In order to optimize your business infrastructure and successfully get your company out of PCI scope, or at least, reduce your exposure level, you need to perform the following important steps.

  • Consult the PCI auditor. Whatever strategy you have in mind, discuss it with the PCI auditor before implementation. Then compile all the necessary documents to start the process.
  • Decide, which of the components of your payment ecosystem have to be phased out. In the simplest case the system consists of a single software package. However, in many cases, it can include several packages, different terminal solutions, etc, and these components and solutions have to be prioritized.
  • Decide, if (similarly to the previous step) you need to sunset your integrations with some processors and migrate merchants to other processing platforms in order to unify and simplify the process.
  • Decide, whether you need to unify payment processing across your customers. Do you, potentially, need to reduce the number of supported processors and simplify the overall infrastructure, in order to make it more transparent.
  • Decide, whether you need to store cardholder data. If your company uses terminal capture, then you have to send the file with card numbers to your processor on a regular basis. Consequently, you have to store card numbers within your system. However, if you switch to host capture, card numbers no longer have to be stored in the system and sent to the processor.
  • Analyze the following two basic issues in the context of exposure level reduction: card flow and card storage (if necessary). Card flow can be handled in two ways: either using payment pages (mostly for CNP solutions), or (for card present solutions) using P2PE on card readers or payment terminals.

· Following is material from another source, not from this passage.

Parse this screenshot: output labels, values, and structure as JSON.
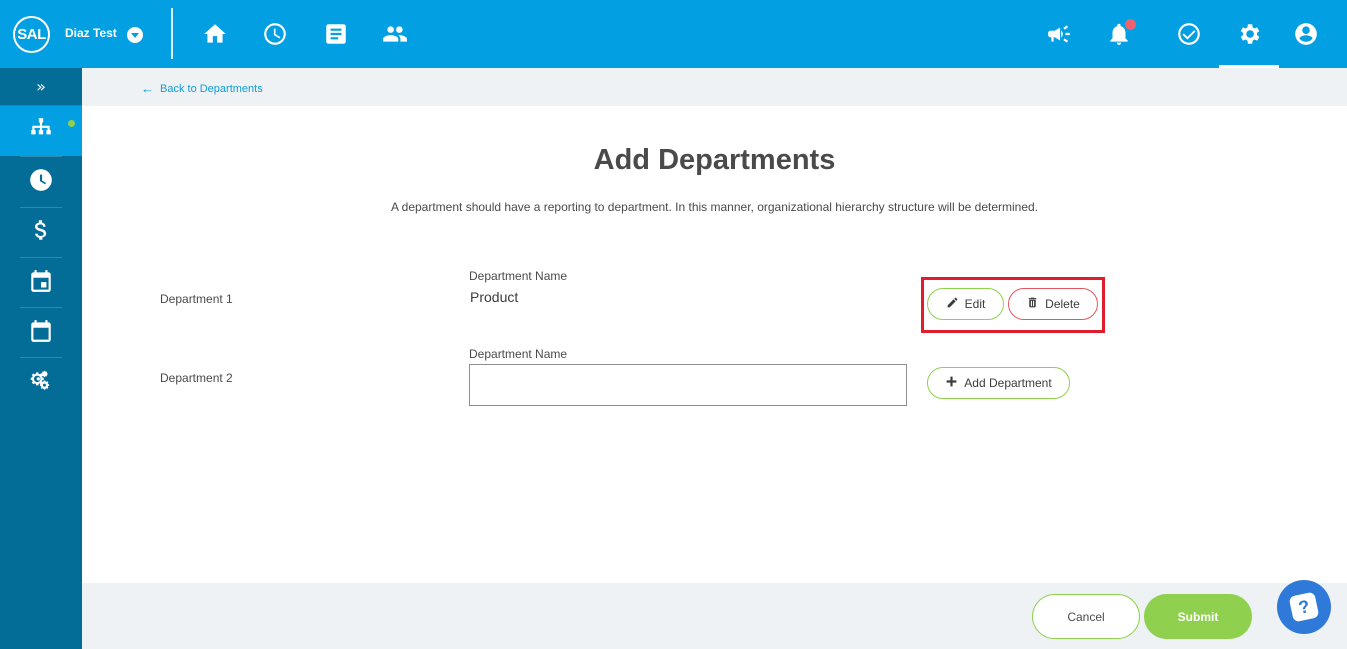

For card storage a classical solution is tokenization of card data.
  • Verify, whether CNP, card present, and recurring billing solutions are supported by each of the PSPs your system works with. We should remind that if recurring billing is involved, you or your partner PSPs have to store and, consequently, tokenize card numbers. If some of the PSPs do not support all the necessary services (or if it is more relevant to work with some unified processor-agnostic service and eliminate the necessity to support different tokens), then you should consider partnering with some independent (processor-agnostic) tokenization services. Some information on migration from one processor to another can be found here.
  • Plan the integration works which have to be done for implementation of the new infrastructure. These may include integrations with tokenization services, P2PE service providers, and other entities.
  • Plan cardholder data migration process. If actual card numbers are stored within your system, or if your current tokenization solution is only partial, you need to decide, how and when card numbers will be migrated.

Conclusion

Even if you understand that you are unable to get your system out of PCI scope completely and all you need is to simplify the process of cardholder data handling, you might consider using some standardized open-source payment technology (such as UniPay Gateway), which is capable of performing all the necessary functions, within the existing payment ecosystem. This step will allow you to unify many internal processes and, thus, simplify PCI audit procedure.